The speed of innovation in applied AI is disrupting timelines for new fields, forcing practitioners to move from prototype to production almost overnight. For context engineering, the process of reliably feeding large language models (LLMs) with the necessary external information, 2025 felt like “six months compressed into a year.” This rapid evolution is fundamentally shifting the focus from optimizing individual components to establishing robust end-to-end system architectures that can operate at enterprise scale.
This was the core insight provided by Nina Lopatina, lead developer advocate for Contextual AI, who spoke live with Latent Space editor Swyx at NeurIPS 2025. Lopatina, whose background spans neuroscience and rewarded learning, highlighted the industry's struggle to transform contextual engineering from a collection of design patterns to a full-stack discipline with benchmarks and tools designed for real-world complexity.
The most direct change observed in this area is the elimination of basic search augmentation generation (RAG). Simple searches are no longer sufficient for complex enterprise queries. Lopatina acknowledged that “Agent RAGs are now the baseline. Restructuring queries into subqueries has significantly improved performance and is now the new standard (regular RAGs have been deprecated).” This change reflects the need for LLM to dynamically decompose a user's complex query into multiple targeted subqueries, retrieve diverse documents, and synthesize answers. This process requires a sophisticated control flow and a robust infrastructure.
But introducing agencies requires strict guardrails. The industry is rapidly recognizing that autonomous agents require explicit constraints to maintain reliability and performance at scale. During a recent Retail Universe hackathon, Lopatina's team worked with a dataset consisting of nearly 100,000 documents, including PDFs, CSVs, and log files. This is a real-world data environment far removed from the academic toy example. They found that subagents require defined turn limits and validation loops because “unrestricted agents degrade performance and cause hallucinations.” An agent's inherent urge to exhaustively search every possible avenue or continuously check its own work quickly becomes an anti-pattern when working with large production-scale datasets.
Scaling these systems presents challenges that researchers are only beginning to quantify. Although the problem of context corruption (where models ignore relevant information buried deep within long context windows) is widely recognized, concrete and actionable data are still lacking. Lopatina pointed out that “contextual corruption is cited on every blog, but industry benchmarks at real scale (100,000+ documents, billions of tokens) are still rare.” Recent research from Anthropic puts some hard numbers on this problem, showing that search rates drop to 30% when relevant context is placed in 700,000 tokens within a 1M window, finally making the problem quantifiable and forcing developers to be intentional about context placement and compression.

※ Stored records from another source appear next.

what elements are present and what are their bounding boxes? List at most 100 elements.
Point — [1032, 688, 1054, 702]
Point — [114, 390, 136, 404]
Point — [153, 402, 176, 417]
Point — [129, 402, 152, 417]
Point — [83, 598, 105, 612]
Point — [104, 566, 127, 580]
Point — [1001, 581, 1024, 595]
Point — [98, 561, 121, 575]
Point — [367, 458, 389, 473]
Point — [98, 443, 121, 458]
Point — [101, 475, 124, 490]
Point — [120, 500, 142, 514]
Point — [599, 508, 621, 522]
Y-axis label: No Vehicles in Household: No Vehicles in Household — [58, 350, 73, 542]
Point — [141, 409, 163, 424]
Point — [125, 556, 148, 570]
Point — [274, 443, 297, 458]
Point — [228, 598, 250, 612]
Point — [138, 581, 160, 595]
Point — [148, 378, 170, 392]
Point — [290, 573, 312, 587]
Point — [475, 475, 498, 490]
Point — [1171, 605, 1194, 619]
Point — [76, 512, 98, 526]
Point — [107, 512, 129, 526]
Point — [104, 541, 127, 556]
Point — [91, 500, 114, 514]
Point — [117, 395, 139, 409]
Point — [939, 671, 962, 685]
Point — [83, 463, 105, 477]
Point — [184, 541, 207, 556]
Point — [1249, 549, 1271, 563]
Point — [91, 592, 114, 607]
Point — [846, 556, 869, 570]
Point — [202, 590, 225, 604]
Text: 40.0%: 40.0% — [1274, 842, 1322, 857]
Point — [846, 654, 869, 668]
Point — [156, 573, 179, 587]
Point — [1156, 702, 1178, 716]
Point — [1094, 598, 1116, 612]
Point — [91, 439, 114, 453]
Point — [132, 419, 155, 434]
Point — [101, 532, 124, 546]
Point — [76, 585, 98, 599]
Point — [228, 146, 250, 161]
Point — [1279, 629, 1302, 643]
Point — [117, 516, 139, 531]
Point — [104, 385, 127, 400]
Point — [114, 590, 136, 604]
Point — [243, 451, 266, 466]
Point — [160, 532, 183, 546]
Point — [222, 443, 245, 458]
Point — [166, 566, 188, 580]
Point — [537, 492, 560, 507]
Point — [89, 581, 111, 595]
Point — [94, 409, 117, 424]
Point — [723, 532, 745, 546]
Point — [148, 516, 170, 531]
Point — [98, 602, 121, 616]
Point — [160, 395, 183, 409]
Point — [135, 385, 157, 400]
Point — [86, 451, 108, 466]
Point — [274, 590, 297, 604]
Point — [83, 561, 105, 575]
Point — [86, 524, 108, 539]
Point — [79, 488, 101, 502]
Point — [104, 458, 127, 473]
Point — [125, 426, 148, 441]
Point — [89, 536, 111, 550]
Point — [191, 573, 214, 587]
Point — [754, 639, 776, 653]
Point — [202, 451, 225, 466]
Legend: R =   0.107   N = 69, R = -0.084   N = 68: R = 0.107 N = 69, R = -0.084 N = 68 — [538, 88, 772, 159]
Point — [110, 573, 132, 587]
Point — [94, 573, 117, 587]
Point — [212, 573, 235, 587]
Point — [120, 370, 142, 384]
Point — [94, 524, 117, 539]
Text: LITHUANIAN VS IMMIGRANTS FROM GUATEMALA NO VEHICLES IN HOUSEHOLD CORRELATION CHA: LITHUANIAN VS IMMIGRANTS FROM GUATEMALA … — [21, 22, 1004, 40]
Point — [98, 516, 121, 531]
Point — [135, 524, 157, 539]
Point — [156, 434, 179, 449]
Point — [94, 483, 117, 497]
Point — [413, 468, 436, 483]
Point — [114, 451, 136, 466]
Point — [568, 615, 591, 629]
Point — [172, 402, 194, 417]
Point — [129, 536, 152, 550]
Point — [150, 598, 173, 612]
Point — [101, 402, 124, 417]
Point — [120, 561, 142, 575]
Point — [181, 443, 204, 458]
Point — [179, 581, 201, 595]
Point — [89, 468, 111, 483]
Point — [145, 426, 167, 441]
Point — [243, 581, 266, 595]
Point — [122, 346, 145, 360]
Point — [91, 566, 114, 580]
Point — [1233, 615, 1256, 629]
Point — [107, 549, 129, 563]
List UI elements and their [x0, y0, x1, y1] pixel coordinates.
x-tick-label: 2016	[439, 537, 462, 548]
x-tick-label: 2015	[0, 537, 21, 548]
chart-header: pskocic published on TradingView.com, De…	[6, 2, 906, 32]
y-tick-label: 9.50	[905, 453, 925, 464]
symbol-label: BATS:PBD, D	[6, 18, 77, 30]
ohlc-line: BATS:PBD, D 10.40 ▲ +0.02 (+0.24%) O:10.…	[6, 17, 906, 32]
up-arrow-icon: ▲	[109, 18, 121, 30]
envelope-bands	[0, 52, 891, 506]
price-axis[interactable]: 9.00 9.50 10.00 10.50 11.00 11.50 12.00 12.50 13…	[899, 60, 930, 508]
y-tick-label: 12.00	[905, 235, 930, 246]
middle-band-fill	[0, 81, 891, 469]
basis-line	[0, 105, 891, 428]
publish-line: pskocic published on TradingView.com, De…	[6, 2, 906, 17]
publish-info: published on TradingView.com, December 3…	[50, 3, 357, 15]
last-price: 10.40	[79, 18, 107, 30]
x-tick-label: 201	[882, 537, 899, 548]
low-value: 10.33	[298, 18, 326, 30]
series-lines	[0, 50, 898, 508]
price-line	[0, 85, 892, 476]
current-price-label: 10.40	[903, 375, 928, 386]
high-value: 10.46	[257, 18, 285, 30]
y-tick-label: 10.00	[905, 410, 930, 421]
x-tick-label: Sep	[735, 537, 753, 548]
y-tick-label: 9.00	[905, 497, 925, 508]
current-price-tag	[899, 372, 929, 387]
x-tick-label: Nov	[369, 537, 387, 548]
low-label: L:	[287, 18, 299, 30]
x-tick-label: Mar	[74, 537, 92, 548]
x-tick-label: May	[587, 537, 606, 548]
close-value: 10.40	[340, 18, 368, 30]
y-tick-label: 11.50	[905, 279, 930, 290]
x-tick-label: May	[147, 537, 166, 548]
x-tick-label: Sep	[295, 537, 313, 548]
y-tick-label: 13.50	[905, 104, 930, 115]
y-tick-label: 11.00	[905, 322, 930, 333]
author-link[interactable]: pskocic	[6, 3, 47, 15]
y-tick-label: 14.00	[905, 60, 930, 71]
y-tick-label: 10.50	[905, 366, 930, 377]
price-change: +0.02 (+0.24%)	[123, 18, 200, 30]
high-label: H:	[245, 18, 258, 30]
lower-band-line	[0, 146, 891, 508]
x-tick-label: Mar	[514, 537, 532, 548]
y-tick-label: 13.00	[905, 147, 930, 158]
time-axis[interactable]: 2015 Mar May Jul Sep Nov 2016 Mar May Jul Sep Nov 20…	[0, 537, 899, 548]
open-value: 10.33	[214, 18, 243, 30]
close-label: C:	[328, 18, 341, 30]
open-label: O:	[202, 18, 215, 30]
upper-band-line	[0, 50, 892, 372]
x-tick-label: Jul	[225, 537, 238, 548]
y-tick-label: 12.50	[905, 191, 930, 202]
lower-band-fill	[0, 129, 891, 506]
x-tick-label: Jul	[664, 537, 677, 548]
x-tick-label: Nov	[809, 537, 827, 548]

The advent of multi-component prompting (MCP) servers, which allow developers to register and discover tools via large JSON schemas, has become a double-edged sword. Although MCP servers accelerate rapid prototyping by abstracting tool management, they also contribute significantly to context bloat, as they consume valuable tokens just to describe available functionality. The long-term trend is optimization. Once your system design is validated, move away from redundant schemas and toward leaner, more direct API calls.
Rerankers that follow instructions are becoming an important component of high-performance pipelines. These small, specialized models are placed between the initial dense search phase and the final context window fed to the LLM, favoring high recall in the initial search while maintaining high precision in the final context window. This is especially important for dynamic agents reasoning over large databases.
An important optimization technique for multiturn agents is the strategic management of key-value (KV) caches. The decision-making framework is simple. Things that don't change (such as system prompts and early conversation turns) are placed at the top of the cache, while dynamically generated context (such as recent turns and tool output) is placed at the bottom. This approach stabilizes the agent's central identity and direction across turns while maintaining efficiency. After all, the model is not yet sophisticated enough to automatically compress, so intentional context compression is required, even if it means actively limiting conversational turns, as Lopatina does in her own development workflow.
Looking to the future, the discussion has moved beyond breakthroughs in individual components. According to Lopatina, the next frontier in 2026 is full system design, where “the discussion moves from 'How do we optimize the reranker?' to 'What does the end-to-end architecture look like for inferring billions of tokens in production?'” This systemic view, which includes multimodal ingestion, hybrid search, constrained agents, and strategic context management, marks the maturation of context engineering into a true field.